O Twitter decidiu duplicar o limite máximo de caracteres dos tweets, para permitir que os utilizadores consigam publicar mensagens maiores e, assim, transmitam mais emoção com as suas partilhas ou, no caso de Donald Trump, ameaças de guerra à Coreia do Norte mais elaboradas.

Esta é uma pequena mudança, mas um grande passo para nós. A escolha de 140 caracteres era arbitrária, baseada no limite de 160 caracteres dos SMS”, escreveu o chefe-executivo, Jack Dorsey.

 

A medida surge depois da rede social ter percebido que as pessoas que falam línguas como o inglês, espanhol, francês ou português têm mais dificuldade em encaixar as suas emoções e mensagens em 140 caracteres do que, por exemplo, os japoneses, coreanos ou chineses.

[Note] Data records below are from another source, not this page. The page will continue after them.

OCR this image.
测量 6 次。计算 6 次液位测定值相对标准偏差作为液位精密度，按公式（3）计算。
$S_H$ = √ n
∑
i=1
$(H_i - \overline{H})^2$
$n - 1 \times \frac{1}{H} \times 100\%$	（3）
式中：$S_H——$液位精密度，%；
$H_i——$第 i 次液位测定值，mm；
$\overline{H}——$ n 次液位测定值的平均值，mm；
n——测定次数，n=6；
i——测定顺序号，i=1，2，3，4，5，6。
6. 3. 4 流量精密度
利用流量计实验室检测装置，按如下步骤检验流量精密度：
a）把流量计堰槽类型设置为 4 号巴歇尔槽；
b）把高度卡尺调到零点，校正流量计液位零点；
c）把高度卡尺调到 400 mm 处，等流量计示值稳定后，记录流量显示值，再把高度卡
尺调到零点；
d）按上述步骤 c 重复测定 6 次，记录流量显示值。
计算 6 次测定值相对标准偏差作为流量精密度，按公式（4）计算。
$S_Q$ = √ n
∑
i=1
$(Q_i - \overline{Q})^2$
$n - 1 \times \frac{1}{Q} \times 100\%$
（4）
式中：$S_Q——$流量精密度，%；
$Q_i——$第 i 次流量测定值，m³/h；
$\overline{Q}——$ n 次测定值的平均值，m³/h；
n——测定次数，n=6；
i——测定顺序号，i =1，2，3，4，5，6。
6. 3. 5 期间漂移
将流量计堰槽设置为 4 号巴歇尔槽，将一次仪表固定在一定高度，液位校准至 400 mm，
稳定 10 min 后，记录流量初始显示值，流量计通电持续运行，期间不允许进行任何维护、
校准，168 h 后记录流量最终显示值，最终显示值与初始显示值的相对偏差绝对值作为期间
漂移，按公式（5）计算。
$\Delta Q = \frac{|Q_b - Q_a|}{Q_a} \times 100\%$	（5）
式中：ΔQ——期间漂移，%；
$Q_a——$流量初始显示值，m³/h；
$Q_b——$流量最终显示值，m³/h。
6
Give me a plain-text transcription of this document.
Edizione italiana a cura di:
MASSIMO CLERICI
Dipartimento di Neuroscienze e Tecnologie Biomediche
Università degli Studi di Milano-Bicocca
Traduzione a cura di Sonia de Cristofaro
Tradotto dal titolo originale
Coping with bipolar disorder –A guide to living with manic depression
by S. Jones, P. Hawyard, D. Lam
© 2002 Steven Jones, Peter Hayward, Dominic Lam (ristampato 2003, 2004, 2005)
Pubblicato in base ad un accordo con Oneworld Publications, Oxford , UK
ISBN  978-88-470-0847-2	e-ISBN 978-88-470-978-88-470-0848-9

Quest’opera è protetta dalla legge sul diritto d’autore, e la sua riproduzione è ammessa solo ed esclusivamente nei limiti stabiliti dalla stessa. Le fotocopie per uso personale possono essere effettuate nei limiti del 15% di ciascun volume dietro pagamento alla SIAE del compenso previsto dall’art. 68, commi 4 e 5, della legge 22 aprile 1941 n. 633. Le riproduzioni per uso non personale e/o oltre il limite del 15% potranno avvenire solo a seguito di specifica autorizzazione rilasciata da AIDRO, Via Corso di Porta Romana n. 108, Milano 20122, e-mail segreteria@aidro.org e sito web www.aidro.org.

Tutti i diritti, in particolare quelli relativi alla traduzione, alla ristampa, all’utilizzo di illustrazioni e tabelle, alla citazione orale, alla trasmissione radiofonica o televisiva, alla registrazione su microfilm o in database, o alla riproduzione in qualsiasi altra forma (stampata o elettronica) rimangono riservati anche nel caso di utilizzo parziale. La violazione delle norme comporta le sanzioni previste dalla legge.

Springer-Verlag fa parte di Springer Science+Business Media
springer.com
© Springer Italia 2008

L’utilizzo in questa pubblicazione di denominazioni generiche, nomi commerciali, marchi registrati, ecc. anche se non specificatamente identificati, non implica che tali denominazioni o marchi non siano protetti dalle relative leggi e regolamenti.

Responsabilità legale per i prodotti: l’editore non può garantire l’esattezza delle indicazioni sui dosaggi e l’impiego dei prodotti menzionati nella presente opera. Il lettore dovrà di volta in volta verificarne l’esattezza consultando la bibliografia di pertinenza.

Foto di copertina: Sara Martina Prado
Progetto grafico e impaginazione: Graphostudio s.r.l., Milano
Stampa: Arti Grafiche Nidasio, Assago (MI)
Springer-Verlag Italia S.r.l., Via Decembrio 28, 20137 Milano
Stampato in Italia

“A nossa investigação demonstrou que o limite de caracteres é uma grande fonte de frustração para as pessoas que publicam tweets em inglês, mas não para as que publicam em japonês”, explicou Aliza Rosen, gestora de produtos do Twitter, no blogue oficial da rede social.

A equipa descobriu que apenas 0,4% dos tweets publicados em japonês atingiram o limite de 140 caracteres. Por outro lado, nos tweets em inglês, por exemplo, essa percentagem sobe para 9%.

Quando as pessoas não têm que concentrar os seus pensamentos em 140 caracteres e têm espaço para poupar, temos mais gente a publicar tweets, o que é fantástico”, acrescentou Aliza Rosen.

Na mesma publicação no blogue, a gestora reconhece que algumas pessoas criaram uma “ligação emocional” com o limite de 140 caracteres e afirma que a equipa do Twitter também sente isso. Por outro lado, quando experimentaram a nova atualização “apaixonaram-se por este novo limite, que continua a ser pequeno”.

O Twitter está a testar a nova funcionalidade apenas com uma pequena parte dos 328 milhões de utilizadores da rede social, antes de tomar a decisão final de alargar o novo limite de caracteres a todos.

Trump a dobrar?

O anúncio já gerou reações nos utilizadores do Twitter, com alguns a defender que a empresa devia concentrar-se primeiro noutros aspetos, como em melhorar as ferramentas de edição ou em banir os nacionalistas brancos e as organizações de extrema-direita da rede social.

Outros estão a focar-se na utilização que Donald Trump tem feito do Twitter, onde recentemente publicou uma mensagem que a Coreia do Norte entendeu como uma “clara declaração de guerra”.

Fechem os olhos. Imaginem o Trump a usar o Twitter. Agora imaginem o Trump a usar o Twitter com 280 caracteres. Agora fechem o Twitter", escreveu um utilizador na rede social.

 

Em resposta a um discurso de Ri Yong-ho, o ministro dos Negócios Estrangeiros da Coreia do Norte, nas Nações Unidas, no domingo, Trump escreveu que, se o norte-coreano “fizesse eco” dos pensamentos de Kim Jong-un, os dois “não durarão muito tempo”. Esta foi a última de uma série de declarações hostis entre os dois países.

Os termos de serviço do Twitter proíbem ameaças violentas na rede social, mas a empresa recusou-a a retirar o tweet do presidente dos Estados Unidos, argumentando que a declaração de Trump tem “valor noticioso” e é de interesse público.

Ainda não está claro se Donald Trump faz parte do grupo de teste de utilizadores da rede social que terá acesso aos 280 caracteres por tweet, antes da alteração ser alargada a todos.